Po ośmiu startach przewaga gospodarzy nadal wynosiła tylko cztery punkty. Kolejarz prowadził 26:22. Goście nie zamierzali jednak rezygnować. W 12. biegu defekt złapał Hjerrid. Kowalski został wykluczony, PSŻ wygrał 5:0 i objął prowadzenie w spotkaniu 36:35. W kolejnym wyścigu opolanie postawili wszystko na jedną kartę. Świetna jazda Kowalskiego i Thorssella dała im wygraną 5:1, a Kolejarz ponownie objął prowadzenie 40:37.
Niezwykle emocjonujące oba biegi nominowane zakończyły się remisami, dzięki czemu Kolejarz Opole pokonał ostatecznie PSŻ Poznań 46:43.
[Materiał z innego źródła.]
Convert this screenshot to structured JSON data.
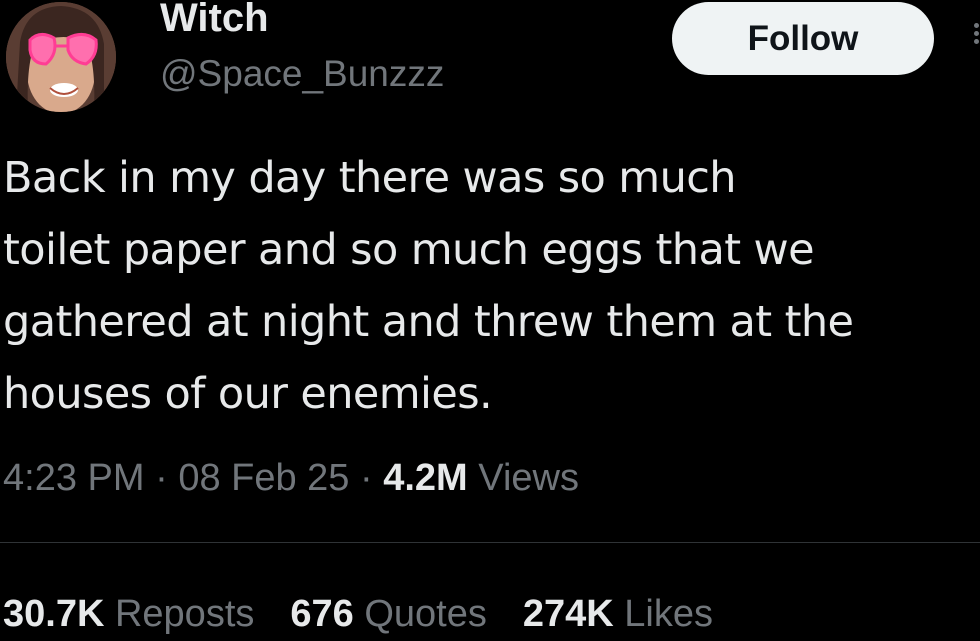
{
  "author": {
    "display_name": "Witch",
    "handle": "@Space_Bunzzz"
  },
  "follow_label": "Follow",
  "tweet": {
    "text": "Back in my day there was so much\ntoilet paper and so much eggs that we\ngathered at night and threw them at the\nhouses of our enemies."
  },
  "meta": {
    "time": "4:23 PM",
    "separator": "·",
    "date": "08 Feb 25",
    "views_count": "4.2M",
    "views_label": "Views"
  },
  "stats": {
    "reposts_count": "30.7K",
    "reposts_label": "Reposts",
    "quotes_count": "676",
    "quotes_label": "Quotes",
    "likes_count": "274K",
    "likes_label": "Likes"
  },
  "colors": {
    "background": "#000000",
    "primary_text": "#e7e9ea",
    "secondary_text": "#71767b",
    "follow_button_bg": "#eff3f4",
    "divider": "#2f3336"
  },
  "icons": {
    "more": "more-dots-icon"
  }
}
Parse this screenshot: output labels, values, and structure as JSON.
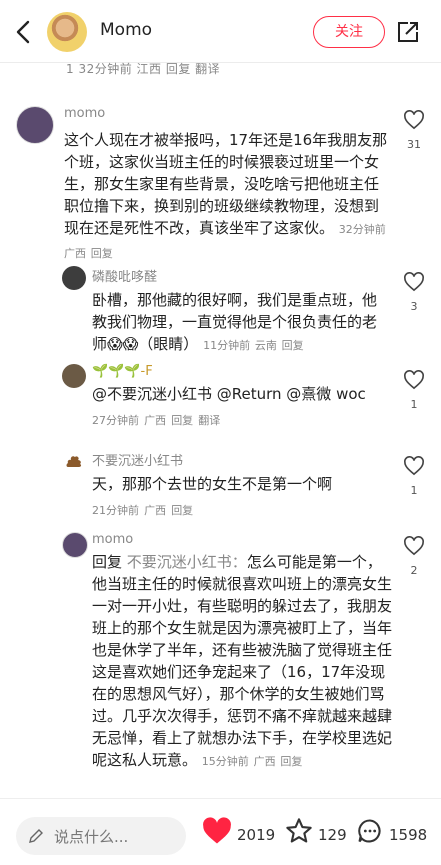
{
  "header": {
    "author": "Momo",
    "follow_label": "关注"
  },
  "prev_meta": "1 32分钟前 江西 回复 翻译",
  "comments": [
    {
      "name": "momo",
      "text": "这个人现在才被举报吗，17年还是16年我朋友那个班，这家伙当班主任的时候猥亵过班里一个女生，那女生家里有些背景，没吃啥亏把他班主任职位撸下来，换到别的班级继续教物理，没想到现在还是死性不改，真该坐牢了这家伙。",
      "time": "32分钟前",
      "region": "广西",
      "reply": "回复",
      "likes": "31"
    },
    {
      "name": "磷酸吡哆醛",
      "text": "卧槽，那他藏的很好啊，我们是重点班，他教我们物理，一直觉得他是个很负责任的老师",
      "emoji": "😱😱",
      "tag": "（眼睛）",
      "time": "11分钟前",
      "region": "云南",
      "reply": "回复",
      "likes": "3"
    },
    {
      "name": "🌱🌱🌱-F",
      "text": "@不要沉迷小红书 @Return @熹微 woc",
      "time": "27分钟前",
      "region": "广西",
      "reply": "回复",
      "translate": "翻译",
      "likes": "1"
    },
    {
      "name": "不要沉迷小红书",
      "text": "天，那那个去世的女生不是第一个啊",
      "time": "21分钟前",
      "region": "广西",
      "reply": "回复",
      "likes": "1"
    },
    {
      "name": "momo",
      "reply_prefix": "回复",
      "reply_to": "不要沉迷小红书：",
      "text": "怎么可能是第一个，他当班主任的时候就很喜欢叫班上的漂亮女生一对一开小灶，有些聪明的躲过去了，我朋友班上的那个女生就是因为漂亮被盯上了，当年也是休学了半年，还有些被洗脑了觉得班主任这是喜欢她们还争宠起来了（16，17年没现在的思想风气好），那个休学的女生被她们骂过。几乎次次得手，惩罚不痛不痒就越来越肆无忌惮，看上了就想办法下手，在学校里选妃呢这私人玩意。",
      "time": "15分钟前",
      "region": "广西",
      "reply": "回复",
      "likes": "2"
    }
  ],
  "bottom": {
    "placeholder": "说点什么...",
    "like_count": "2019",
    "star_count": "129",
    "comment_count": "1598"
  },
  "colors": {
    "accent": "#ff2f46"
  }
}
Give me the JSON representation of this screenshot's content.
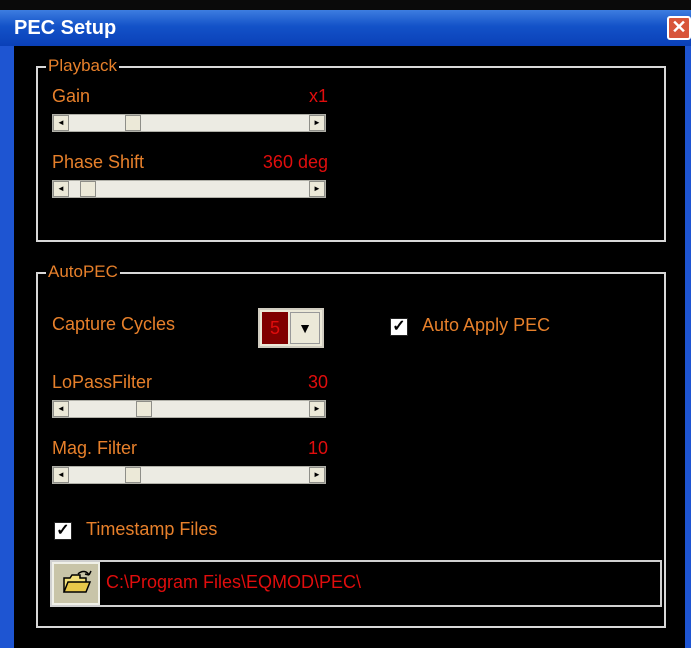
{
  "window": {
    "title": "PEC Setup",
    "close_label": "✕"
  },
  "playback": {
    "legend": "Playback",
    "gain": {
      "label": "Gain",
      "value": "x1",
      "level": 0.25
    },
    "phase_shift": {
      "label": "Phase Shift",
      "value": "360 deg",
      "level": 0.05
    }
  },
  "autopec": {
    "legend": "AutoPEC",
    "capture_cycles": {
      "label": "Capture Cycles",
      "value": "5"
    },
    "auto_apply": {
      "label": "Auto Apply PEC",
      "checked": true
    },
    "lopass": {
      "label": "LoPassFilter",
      "value": "30",
      "level": 0.3
    },
    "mag_filter": {
      "label": "Mag. Filter",
      "value": "10",
      "level": 0.25
    },
    "timestamp": {
      "label": "Timestamp Files",
      "checked": true
    },
    "path": "C:\\Program Files\\EQMOD\\PEC\\"
  },
  "colors": {
    "label": "#e7802b",
    "value": "#e00d0d",
    "titlebar": "#1352c8"
  },
  "icons": {
    "close": "close-icon",
    "folder": "folder-open-icon",
    "check": "checkmark-icon"
  }
}
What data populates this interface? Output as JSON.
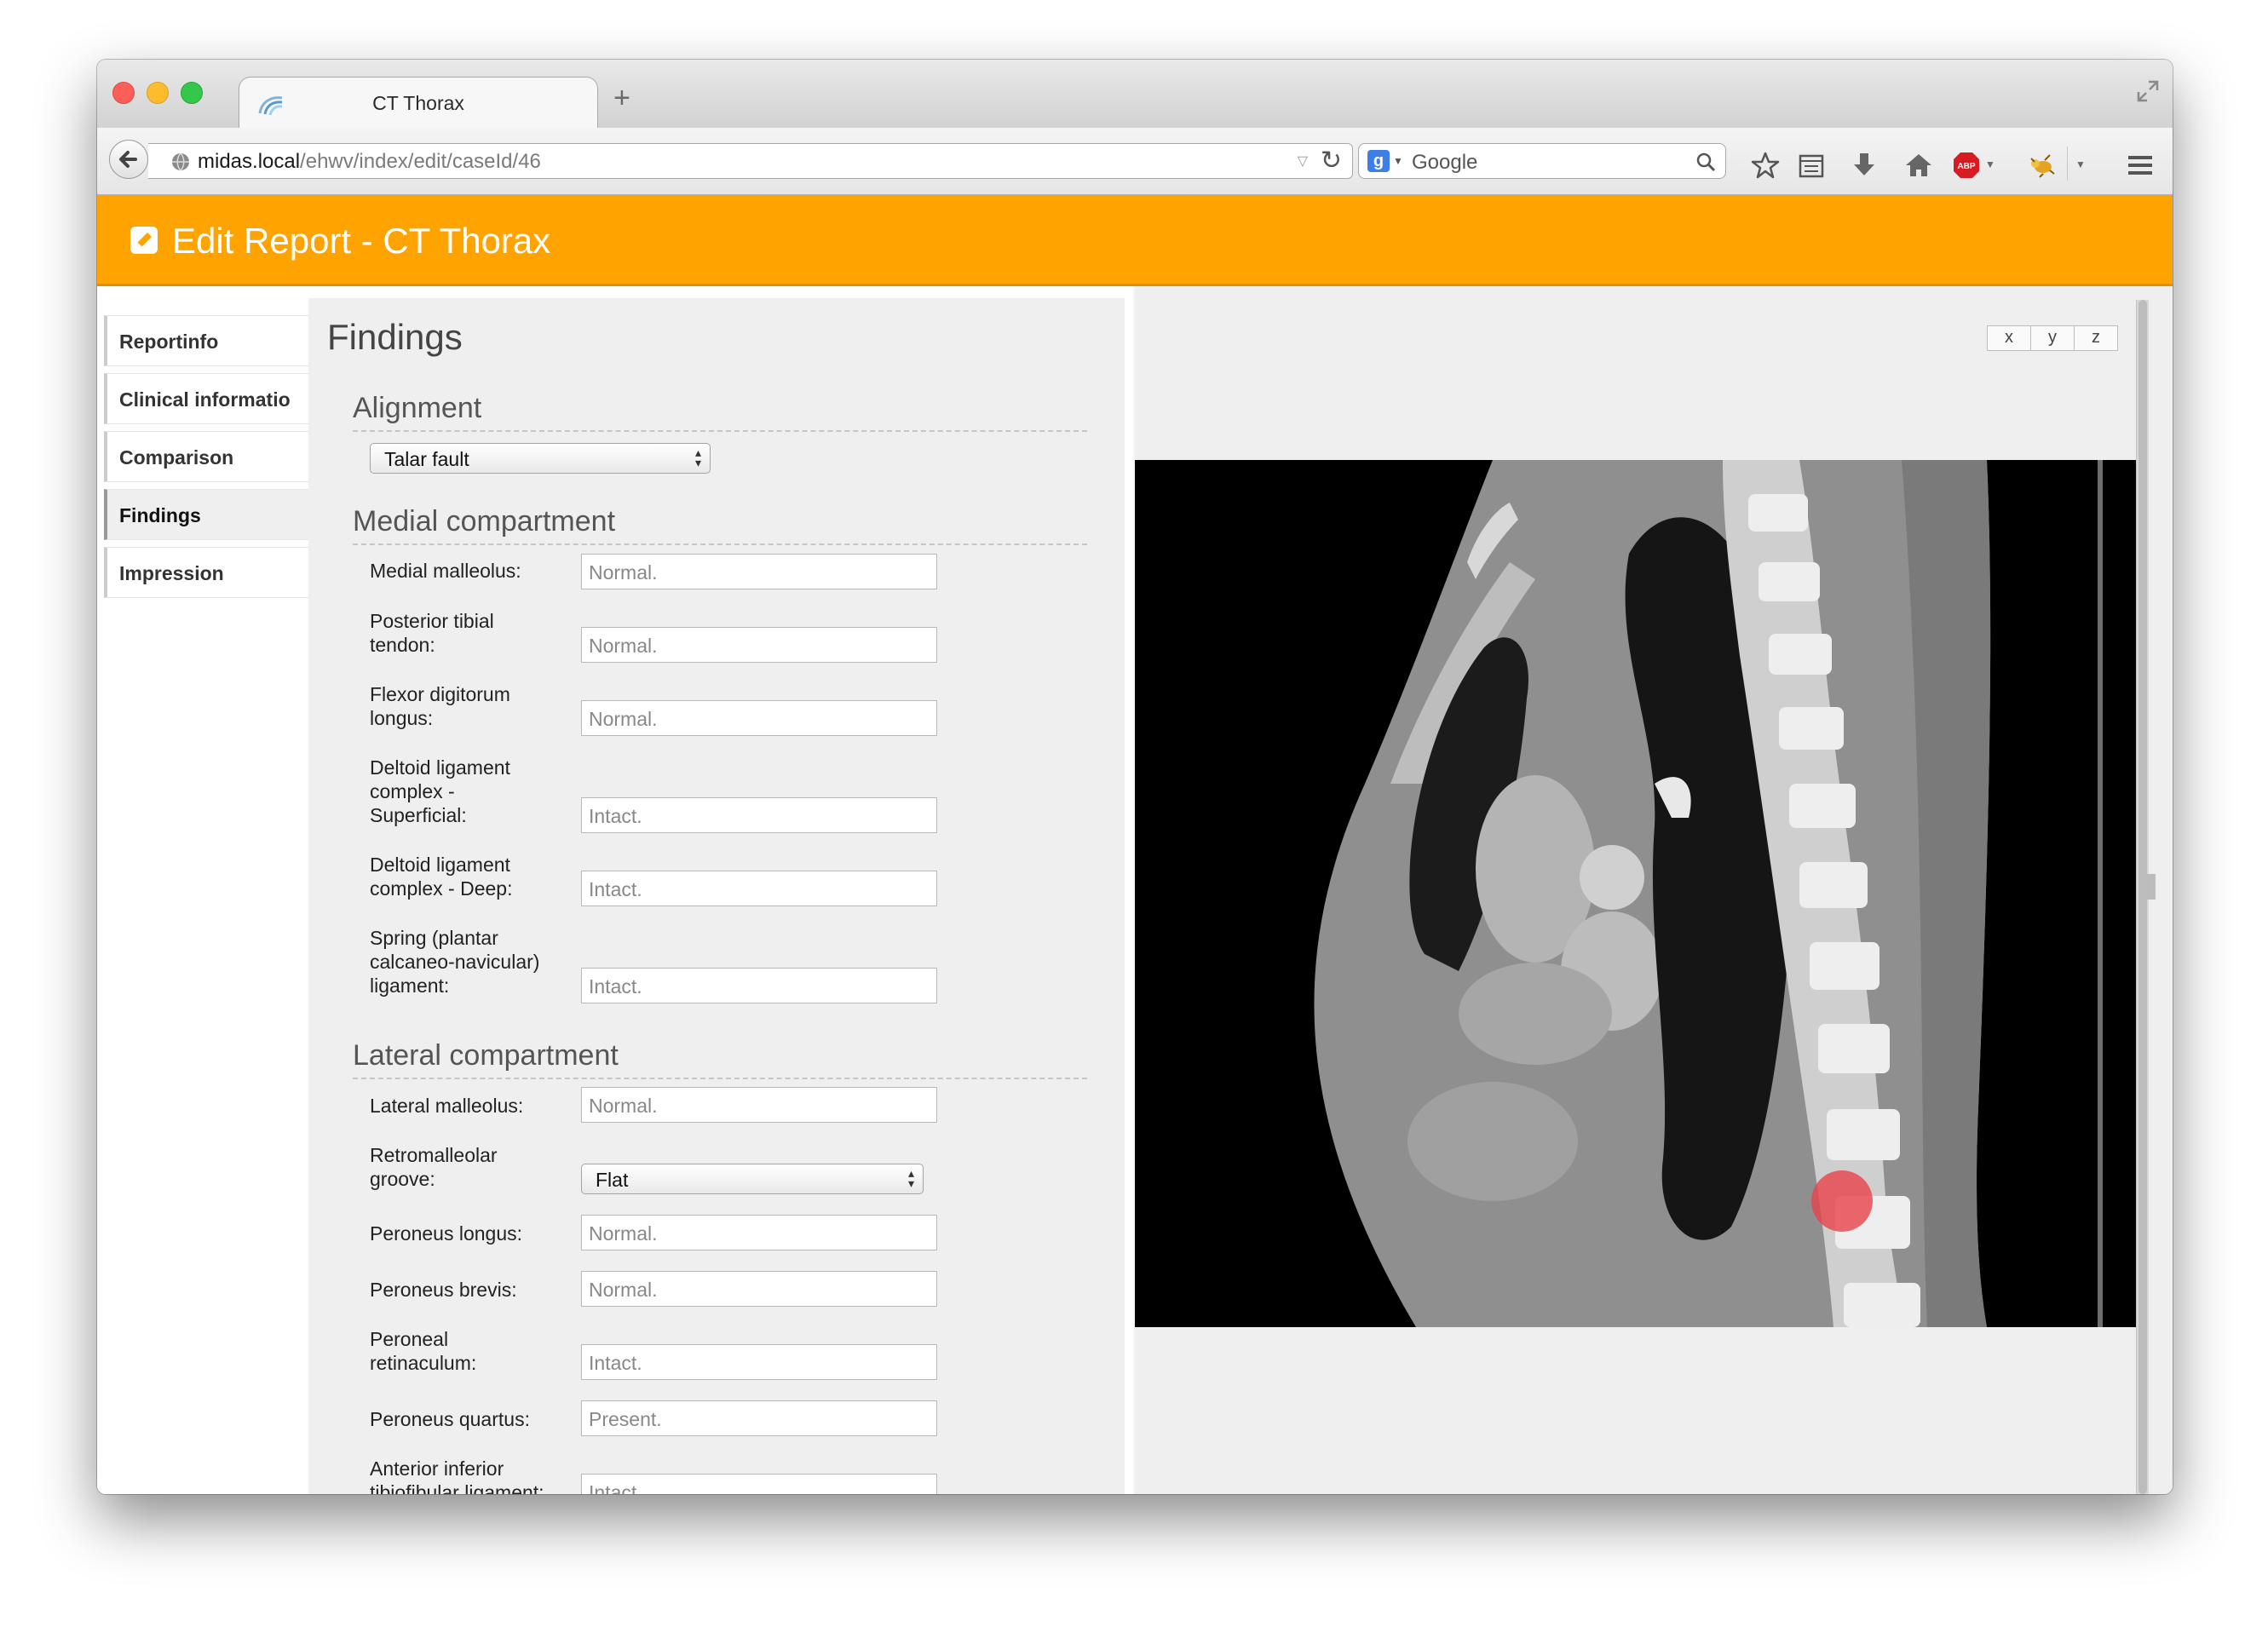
{
  "browser": {
    "tab_title": "CT Thorax",
    "url_host": "midas.local",
    "url_path": "/ehwv/index/edit/caseId/46",
    "search_placeholder": "Google",
    "search_engine_glyph": "g",
    "adblock_label": "ABP"
  },
  "header": {
    "title": "Edit Report - CT Thorax",
    "background": "#ffa300"
  },
  "sidenav": {
    "items": [
      {
        "label": "Reportinfo"
      },
      {
        "label": "Clinical informatio"
      },
      {
        "label": "Comparison"
      },
      {
        "label": "Findings"
      },
      {
        "label": "Impression"
      }
    ],
    "active_index": 3
  },
  "findings": {
    "title": "Findings",
    "alignment": {
      "heading": "Alignment",
      "selected": "Talar fault"
    },
    "medial": {
      "heading": "Medial compartment",
      "fields": [
        {
          "label": "Medial malleolus:",
          "placeholder": "Normal."
        },
        {
          "label": "Posterior tibial tendon:",
          "placeholder": "Normal."
        },
        {
          "label": "Flexor digitorum longus:",
          "placeholder": "Normal."
        },
        {
          "label": "Deltoid ligament complex - Superficial:",
          "placeholder": "Intact."
        },
        {
          "label": "Deltoid ligament complex - Deep:",
          "placeholder": "Intact."
        },
        {
          "label": "Spring (plantar calcaneo-navicular) ligament:",
          "placeholder": "Intact."
        }
      ]
    },
    "lateral": {
      "heading": "Lateral compartment",
      "fields": [
        {
          "label": "Lateral malleolus:",
          "placeholder": "Normal."
        },
        {
          "label": "Retromalleolar groove:",
          "selected": "Flat"
        },
        {
          "label": "Peroneus longus:",
          "placeholder": "Normal."
        },
        {
          "label": "Peroneus brevis:",
          "placeholder": "Normal."
        },
        {
          "label": "Peroneal retinaculum:",
          "placeholder": "Intact."
        },
        {
          "label": "Peroneus quartus:",
          "placeholder": "Present."
        },
        {
          "label": "Anterior inferior tibiofibular ligament:",
          "placeholder": "Intact."
        }
      ]
    }
  },
  "viewer": {
    "axis_buttons": [
      "x",
      "y",
      "z"
    ],
    "marker_color": "#e8424a"
  }
}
- Rywal postawił nam bardzo wysokie wymagania. Fajnie, że finalnie wygraliśmy to spotkanie – mówi Oskar Polis z Kolejarza. - Mecz bardzo fajny. Pełen rywalizacji, zacięty. Jest wygrana, także bardzo się cieszymy. Myślę, że poza pierwszym biegiem, gdzie nie wyszło i ostatnim, gdzie miałem prędkość, ale Rune Holta też był szybki, nie mogę mieć zastrzeżeń. Ważne było to, ze po tym pierwszym przegranym biegu udało się zrobić tak, żeby później były biegi wygrane, więc to cieszy.